By neither pleading, nor. proof, was 'the judgment shown to be chargeable to fraud or "misconduct on the part of the plaintiff. Panhandle C. & W. Co. v. Best (Tex. Civ. App.) 58 S.W. (2d) 140; Thomas v. Goldberg, supra.
The defendant’s second amended motion to set aside the judgment is incorporated in the bill of exception purporting to bring before this court the testimony on the hearing on the motion. As said in Humphrey v. Harrell, supra: “The fact that plaintiffs introduced their petition did not meet the requirement of the rule stated, and the trial court correctly held that they were not entitled to the relief prayed for.” The court was there considering the showing essential to the setting aside of the judgment by default.
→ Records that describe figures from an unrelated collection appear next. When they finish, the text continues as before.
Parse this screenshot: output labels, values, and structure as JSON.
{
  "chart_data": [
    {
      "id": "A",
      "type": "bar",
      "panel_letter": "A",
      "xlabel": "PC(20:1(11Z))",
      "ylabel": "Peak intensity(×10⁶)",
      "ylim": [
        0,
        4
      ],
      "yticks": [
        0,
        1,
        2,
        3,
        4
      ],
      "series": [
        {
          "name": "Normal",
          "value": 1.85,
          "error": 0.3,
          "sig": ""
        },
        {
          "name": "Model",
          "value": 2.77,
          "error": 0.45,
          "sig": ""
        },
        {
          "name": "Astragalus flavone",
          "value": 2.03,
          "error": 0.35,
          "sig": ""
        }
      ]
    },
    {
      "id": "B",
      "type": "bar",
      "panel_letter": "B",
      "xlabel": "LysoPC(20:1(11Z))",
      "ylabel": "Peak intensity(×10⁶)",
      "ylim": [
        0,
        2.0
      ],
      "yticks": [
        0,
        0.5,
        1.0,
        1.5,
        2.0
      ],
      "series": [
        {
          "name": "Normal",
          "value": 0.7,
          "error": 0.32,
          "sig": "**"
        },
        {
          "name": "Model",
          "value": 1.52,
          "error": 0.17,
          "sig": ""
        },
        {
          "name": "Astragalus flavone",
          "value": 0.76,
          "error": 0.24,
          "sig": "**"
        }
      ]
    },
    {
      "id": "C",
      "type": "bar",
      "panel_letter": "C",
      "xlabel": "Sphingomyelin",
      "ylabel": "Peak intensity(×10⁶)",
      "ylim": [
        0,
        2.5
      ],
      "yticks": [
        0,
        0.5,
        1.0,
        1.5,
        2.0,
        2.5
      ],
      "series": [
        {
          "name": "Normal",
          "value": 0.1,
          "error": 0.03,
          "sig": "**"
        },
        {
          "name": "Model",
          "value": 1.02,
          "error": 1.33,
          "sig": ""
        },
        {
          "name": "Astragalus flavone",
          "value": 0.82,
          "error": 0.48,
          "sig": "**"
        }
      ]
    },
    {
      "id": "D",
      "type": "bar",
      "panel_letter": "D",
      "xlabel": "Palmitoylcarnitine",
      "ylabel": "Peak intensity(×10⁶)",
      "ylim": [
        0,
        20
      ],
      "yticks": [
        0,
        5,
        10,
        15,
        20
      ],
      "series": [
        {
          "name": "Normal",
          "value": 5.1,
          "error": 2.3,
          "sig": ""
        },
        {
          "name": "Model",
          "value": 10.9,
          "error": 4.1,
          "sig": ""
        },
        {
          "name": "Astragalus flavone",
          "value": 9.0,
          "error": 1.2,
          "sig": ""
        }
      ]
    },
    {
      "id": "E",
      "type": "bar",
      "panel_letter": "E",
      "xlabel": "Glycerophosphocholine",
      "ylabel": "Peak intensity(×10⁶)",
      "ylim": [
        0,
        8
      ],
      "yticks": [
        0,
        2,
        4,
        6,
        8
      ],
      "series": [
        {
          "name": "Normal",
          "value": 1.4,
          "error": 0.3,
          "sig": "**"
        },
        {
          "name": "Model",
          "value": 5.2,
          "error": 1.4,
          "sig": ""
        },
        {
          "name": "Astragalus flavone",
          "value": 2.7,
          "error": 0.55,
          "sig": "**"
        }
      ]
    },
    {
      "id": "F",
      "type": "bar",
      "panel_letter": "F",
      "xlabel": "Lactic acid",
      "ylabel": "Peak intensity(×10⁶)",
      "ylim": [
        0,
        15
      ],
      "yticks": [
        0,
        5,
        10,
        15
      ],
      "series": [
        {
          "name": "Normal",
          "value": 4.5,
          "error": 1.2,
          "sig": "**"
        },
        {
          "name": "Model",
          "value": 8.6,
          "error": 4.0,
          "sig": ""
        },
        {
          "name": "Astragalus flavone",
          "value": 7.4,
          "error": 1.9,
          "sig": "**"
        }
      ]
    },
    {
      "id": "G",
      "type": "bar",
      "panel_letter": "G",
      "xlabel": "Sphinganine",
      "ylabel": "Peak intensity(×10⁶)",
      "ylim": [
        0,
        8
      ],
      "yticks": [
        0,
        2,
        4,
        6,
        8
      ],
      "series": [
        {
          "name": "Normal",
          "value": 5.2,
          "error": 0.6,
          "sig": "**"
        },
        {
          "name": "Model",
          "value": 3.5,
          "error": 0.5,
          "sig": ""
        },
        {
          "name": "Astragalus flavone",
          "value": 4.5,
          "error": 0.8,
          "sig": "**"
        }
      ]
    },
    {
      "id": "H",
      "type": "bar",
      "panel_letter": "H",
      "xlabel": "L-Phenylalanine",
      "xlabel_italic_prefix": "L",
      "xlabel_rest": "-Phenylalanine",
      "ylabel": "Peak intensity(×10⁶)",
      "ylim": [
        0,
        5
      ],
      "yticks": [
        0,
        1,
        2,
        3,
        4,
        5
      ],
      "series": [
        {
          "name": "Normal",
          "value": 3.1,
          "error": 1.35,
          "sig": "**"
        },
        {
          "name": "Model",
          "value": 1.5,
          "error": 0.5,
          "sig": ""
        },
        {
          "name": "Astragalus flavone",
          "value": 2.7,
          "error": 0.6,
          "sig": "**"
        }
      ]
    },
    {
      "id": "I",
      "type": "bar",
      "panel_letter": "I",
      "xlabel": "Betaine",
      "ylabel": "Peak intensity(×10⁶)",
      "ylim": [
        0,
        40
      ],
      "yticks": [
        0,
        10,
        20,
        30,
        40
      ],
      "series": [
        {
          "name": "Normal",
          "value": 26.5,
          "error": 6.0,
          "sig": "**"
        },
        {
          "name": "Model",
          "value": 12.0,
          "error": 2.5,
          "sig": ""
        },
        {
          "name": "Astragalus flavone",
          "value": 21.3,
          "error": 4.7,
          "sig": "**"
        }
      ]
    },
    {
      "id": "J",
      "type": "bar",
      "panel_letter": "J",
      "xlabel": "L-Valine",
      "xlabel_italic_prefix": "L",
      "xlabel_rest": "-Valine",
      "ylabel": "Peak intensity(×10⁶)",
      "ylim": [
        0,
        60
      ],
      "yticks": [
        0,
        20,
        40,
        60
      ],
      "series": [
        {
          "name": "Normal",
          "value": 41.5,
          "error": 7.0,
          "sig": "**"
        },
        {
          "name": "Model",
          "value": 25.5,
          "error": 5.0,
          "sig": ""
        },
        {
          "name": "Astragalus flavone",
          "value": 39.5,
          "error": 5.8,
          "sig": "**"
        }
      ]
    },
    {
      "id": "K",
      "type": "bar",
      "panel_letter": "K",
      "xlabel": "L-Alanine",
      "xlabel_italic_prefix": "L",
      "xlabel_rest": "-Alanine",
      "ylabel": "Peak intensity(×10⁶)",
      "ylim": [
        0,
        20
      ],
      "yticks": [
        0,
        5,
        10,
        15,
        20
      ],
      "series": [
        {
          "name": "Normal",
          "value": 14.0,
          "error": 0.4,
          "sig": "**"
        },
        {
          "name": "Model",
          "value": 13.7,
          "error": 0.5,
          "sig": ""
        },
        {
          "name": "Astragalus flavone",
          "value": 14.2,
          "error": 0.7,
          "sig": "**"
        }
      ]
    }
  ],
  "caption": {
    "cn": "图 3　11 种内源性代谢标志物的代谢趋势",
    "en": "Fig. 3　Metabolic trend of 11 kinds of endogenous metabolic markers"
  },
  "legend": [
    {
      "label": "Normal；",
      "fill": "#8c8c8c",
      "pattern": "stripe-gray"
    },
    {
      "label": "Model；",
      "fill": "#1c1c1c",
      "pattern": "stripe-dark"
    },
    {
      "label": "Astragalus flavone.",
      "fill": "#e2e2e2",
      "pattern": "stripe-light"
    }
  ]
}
No evidence having been introduced in support of the alleged meritorious defense, naturally the trial court was unable to determine that a new trial might reasonably result in a different judgment. This court is in the same attitude. As said in Lawther Grain Co. v. Winneford; supra: “Courts ought not in such cases set aside judgments rendered except upon a showing which, if true and unexplained, would change the result on a subsequent trial.”
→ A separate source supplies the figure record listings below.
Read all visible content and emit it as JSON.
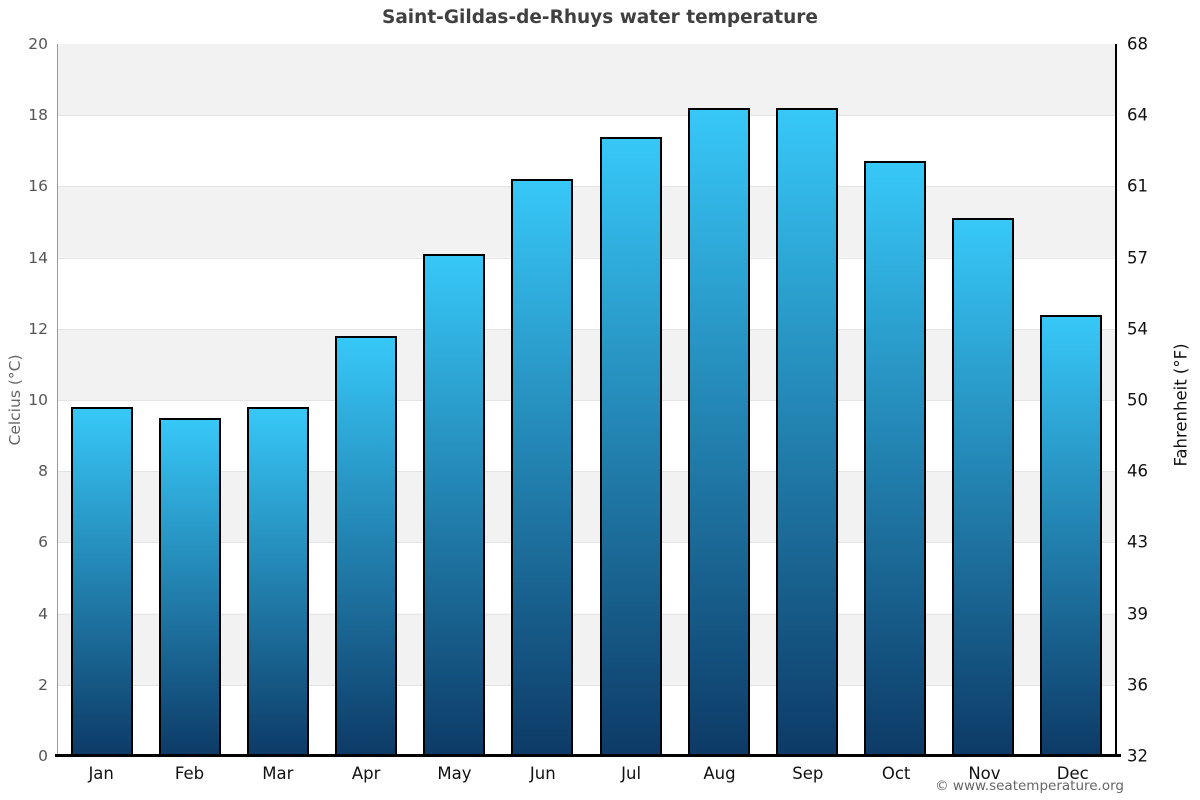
{
  "title": "Saint-Gildas-de-Rhuys water temperature",
  "chart_data": {
    "type": "bar",
    "title": "Saint-Gildas-de-Rhuys water temperature",
    "categories": [
      "Jan",
      "Feb",
      "Mar",
      "Apr",
      "May",
      "Jun",
      "Jul",
      "Aug",
      "Sep",
      "Oct",
      "Nov",
      "Dec"
    ],
    "values": [
      9.8,
      9.5,
      9.8,
      11.8,
      14.1,
      16.2,
      17.4,
      18.2,
      18.2,
      16.7,
      15.1,
      12.4
    ],
    "xlabel": "",
    "ylabel_left": "Celcius (°C)",
    "ylabel_right": "Fahrenheit (°F)",
    "ylim": [
      0,
      20
    ],
    "celsius_ticks": [
      20,
      18,
      16,
      14,
      12,
      10,
      8,
      6,
      4,
      2,
      0
    ],
    "fahrenheit_tick_labels": [
      "68",
      "64",
      "61",
      "57",
      "54",
      "50",
      "46",
      "43",
      "39",
      "36",
      "32"
    ],
    "grid": "horizontal alternating bands, gridline every 2°C",
    "legend": "none",
    "colors": {
      "bar_gradient_top": "#37c8f8",
      "bar_gradient_bottom": "#0d3a66",
      "bar_border": "#000000",
      "band_gray": "#f2f2f2",
      "band_white": "#ffffff",
      "title_color": "#404040"
    }
  },
  "footer": {
    "copyright": "© www.seatemperature.org"
  }
}
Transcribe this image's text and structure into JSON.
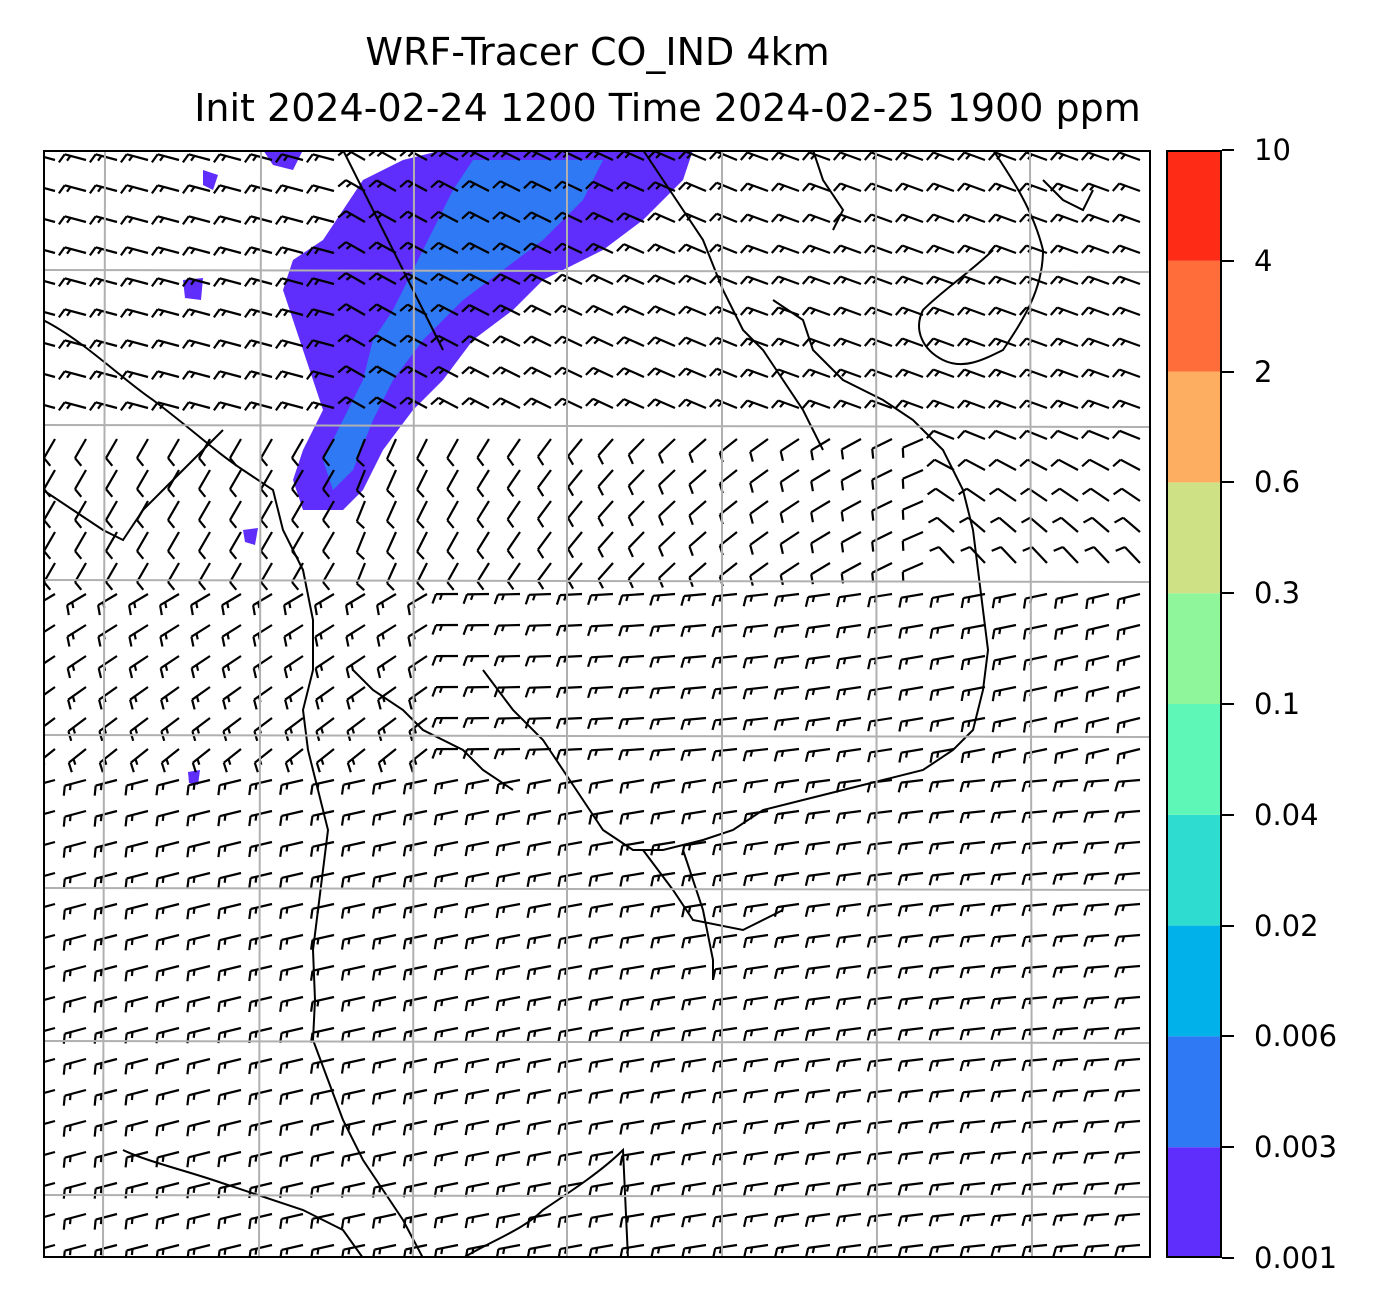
{
  "title": {
    "line1": "WRF-Tracer CO_IND 4km",
    "line2": "Init 2024-02-24 1200 Time 2024-02-25 1900 ppm"
  },
  "colorbar": {
    "levels": [
      "0.001",
      "0.003",
      "0.006",
      "0.02",
      "0.04",
      "0.1",
      "0.3",
      "0.6",
      "2",
      "4",
      "10"
    ],
    "colors": [
      "#5f2dfc",
      "#3079f4",
      "#00b1ea",
      "#2edcd0",
      "#5ef7b8",
      "#8ff69b",
      "#cfe185",
      "#fdae61",
      "#ff6e3a",
      "#fe2c16"
    ]
  },
  "map": {
    "projection": "Lambert conformal",
    "gridlines": true,
    "wind_barbs": true,
    "coastlines_and_borders": true
  }
}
Further, the disposition of the motion for a new trial rested in the sound discretion of the trial court, and this court would not be warranted in setting aside that judgment unless it affirmatively appeared that such discretion had been abused. No such showing is made. Texas Standard Life Ins. Co. v. Mitchell, Thomas v. Goldberg, Peters v. Hubb Diggs Co., Farrell v. Truett, Abernathy & Wolford, Briggs v. Ladd, supra; Sneed v. Sneed (Tex. Civ. App.) 296 S. W. 643; Homuth v. Williams, Lawther Grain Co. v. Winneford, supra; Davis v. Cox (Tex. Civ. App.) 4 S.W. (2d) 1008; Cragin v. Henderson County, supra; St. Paul Fire & Marine Ins. Co. v. Earnest (Tex. Civ. App.) 293 S. W. 677.
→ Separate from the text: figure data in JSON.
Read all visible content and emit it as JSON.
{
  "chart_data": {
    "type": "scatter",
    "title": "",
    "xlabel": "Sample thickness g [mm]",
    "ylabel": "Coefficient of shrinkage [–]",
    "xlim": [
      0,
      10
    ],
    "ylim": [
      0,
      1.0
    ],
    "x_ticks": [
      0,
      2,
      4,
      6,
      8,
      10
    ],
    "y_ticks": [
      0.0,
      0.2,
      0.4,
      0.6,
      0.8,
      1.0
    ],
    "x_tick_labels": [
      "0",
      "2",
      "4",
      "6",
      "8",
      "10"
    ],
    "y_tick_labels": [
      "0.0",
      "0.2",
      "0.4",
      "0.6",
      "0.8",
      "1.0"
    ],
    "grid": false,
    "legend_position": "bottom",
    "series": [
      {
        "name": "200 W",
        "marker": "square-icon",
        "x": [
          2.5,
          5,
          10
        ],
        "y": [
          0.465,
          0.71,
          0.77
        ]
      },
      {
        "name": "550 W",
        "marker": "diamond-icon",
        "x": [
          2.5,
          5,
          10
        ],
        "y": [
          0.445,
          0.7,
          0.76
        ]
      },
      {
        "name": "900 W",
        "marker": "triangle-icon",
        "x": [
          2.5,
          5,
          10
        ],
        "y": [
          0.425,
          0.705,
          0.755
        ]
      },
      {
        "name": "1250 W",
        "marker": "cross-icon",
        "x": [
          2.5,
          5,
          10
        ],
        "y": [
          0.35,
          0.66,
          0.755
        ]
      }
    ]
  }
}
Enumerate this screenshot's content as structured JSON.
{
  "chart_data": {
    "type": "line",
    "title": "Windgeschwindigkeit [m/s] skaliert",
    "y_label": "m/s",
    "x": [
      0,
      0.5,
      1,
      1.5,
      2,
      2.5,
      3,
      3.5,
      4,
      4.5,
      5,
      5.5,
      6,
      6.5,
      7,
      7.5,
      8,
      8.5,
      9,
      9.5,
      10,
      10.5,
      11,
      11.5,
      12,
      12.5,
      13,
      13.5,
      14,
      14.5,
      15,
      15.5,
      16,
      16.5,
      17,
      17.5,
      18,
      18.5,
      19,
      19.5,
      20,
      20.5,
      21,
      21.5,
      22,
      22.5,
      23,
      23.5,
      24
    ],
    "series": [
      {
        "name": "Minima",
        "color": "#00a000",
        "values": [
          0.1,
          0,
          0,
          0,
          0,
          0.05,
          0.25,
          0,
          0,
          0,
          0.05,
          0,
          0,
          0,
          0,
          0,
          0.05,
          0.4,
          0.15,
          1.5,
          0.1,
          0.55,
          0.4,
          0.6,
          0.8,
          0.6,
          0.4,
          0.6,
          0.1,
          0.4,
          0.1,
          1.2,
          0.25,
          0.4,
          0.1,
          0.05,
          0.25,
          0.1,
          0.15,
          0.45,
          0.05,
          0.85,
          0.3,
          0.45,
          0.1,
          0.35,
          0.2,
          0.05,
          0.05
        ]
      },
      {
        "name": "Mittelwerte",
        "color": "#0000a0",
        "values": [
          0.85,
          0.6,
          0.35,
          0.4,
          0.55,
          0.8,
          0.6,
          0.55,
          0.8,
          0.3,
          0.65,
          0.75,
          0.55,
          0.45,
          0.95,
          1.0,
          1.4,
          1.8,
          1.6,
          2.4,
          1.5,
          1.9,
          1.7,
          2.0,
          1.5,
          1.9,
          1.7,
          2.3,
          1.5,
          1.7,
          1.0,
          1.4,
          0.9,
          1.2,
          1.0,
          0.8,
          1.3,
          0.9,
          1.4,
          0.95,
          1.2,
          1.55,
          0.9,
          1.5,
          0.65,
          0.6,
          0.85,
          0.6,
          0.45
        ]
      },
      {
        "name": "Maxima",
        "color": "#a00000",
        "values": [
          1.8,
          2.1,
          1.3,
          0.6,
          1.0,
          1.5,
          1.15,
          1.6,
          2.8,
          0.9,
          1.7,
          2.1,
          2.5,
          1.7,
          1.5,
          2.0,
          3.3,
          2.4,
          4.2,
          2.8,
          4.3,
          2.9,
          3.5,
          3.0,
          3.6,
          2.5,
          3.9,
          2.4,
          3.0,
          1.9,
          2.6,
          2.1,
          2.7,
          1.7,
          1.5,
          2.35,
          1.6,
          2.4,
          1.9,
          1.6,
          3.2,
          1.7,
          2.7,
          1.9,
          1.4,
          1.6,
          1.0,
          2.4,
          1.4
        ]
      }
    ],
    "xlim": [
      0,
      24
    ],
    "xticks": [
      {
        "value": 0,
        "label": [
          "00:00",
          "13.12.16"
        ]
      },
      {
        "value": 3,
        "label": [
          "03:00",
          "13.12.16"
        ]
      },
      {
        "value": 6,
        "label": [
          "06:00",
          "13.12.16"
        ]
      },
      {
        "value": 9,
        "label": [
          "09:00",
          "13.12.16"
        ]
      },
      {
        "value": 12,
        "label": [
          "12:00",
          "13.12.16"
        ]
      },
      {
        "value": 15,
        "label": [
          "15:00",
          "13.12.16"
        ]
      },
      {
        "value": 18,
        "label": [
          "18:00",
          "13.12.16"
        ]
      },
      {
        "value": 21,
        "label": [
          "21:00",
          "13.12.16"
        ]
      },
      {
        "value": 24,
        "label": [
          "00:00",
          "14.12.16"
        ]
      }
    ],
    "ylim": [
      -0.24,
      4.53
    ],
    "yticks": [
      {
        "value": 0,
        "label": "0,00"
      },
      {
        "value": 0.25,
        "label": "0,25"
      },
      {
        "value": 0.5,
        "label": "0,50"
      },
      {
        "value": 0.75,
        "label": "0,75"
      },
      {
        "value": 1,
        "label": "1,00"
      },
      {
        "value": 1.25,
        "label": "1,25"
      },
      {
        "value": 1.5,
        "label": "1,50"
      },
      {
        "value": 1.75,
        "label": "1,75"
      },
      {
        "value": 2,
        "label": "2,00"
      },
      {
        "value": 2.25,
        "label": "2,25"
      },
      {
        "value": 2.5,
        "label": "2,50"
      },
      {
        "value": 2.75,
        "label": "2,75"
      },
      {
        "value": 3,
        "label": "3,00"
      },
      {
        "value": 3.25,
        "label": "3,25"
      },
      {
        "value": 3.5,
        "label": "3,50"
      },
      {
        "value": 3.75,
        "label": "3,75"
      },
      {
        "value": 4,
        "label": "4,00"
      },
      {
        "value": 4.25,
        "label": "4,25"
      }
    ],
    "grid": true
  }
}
Under the facts of this case there is no merit in the contention that appellee’s attorney should have notified the appellant’s at*441torney when the ease would be called for trial. Under the law no legal duty rested upon the attorney for the plaintiff to refrain from taking judgment without notifying the opposing counsel, known to represent the opposite party. Davis v. Cox (Tex. Civ. App.) 4 S.W.2d) 1008 (6); Stevenson v. Thomas (Tex. Civ. App.) 56 S.W. (2d) 1095. In this case, the petition upon which the judgment was taken showed a good cause of action as against the general demurrer. The judgment was taken upon a writ of inquiry pursuant to which testimony was introduced in support of the essential allegations of the petition. In that state of the record and in view of the nature of the contentions here made, we are doubtless not called upon to review the testimony originally offered in support of the judgment (Sugg v. Thornton, 73 Tex. 666, 9 S. W. 145; Gilbert v. Cooper, 43 Tex. Civ. App. 328, 95 S. W. 754), but we have examined the same and cannot say that the judgment as originally entered is without support in the testimony on any material element. However, it is believed that the points material to a consideration and a disposition of this appeal, aside from the sufficiency of service and return, pertain merely to meritorious defense, diligence, fraud, accident, or mistake, vel non. Cragin v. Henderson County, supra, and the authorities last cited.
After a careful consideration of the points presented, we have reached the conclusion that the judgment of the trial court should be affirmed. For the reasons assigned it is so ordered.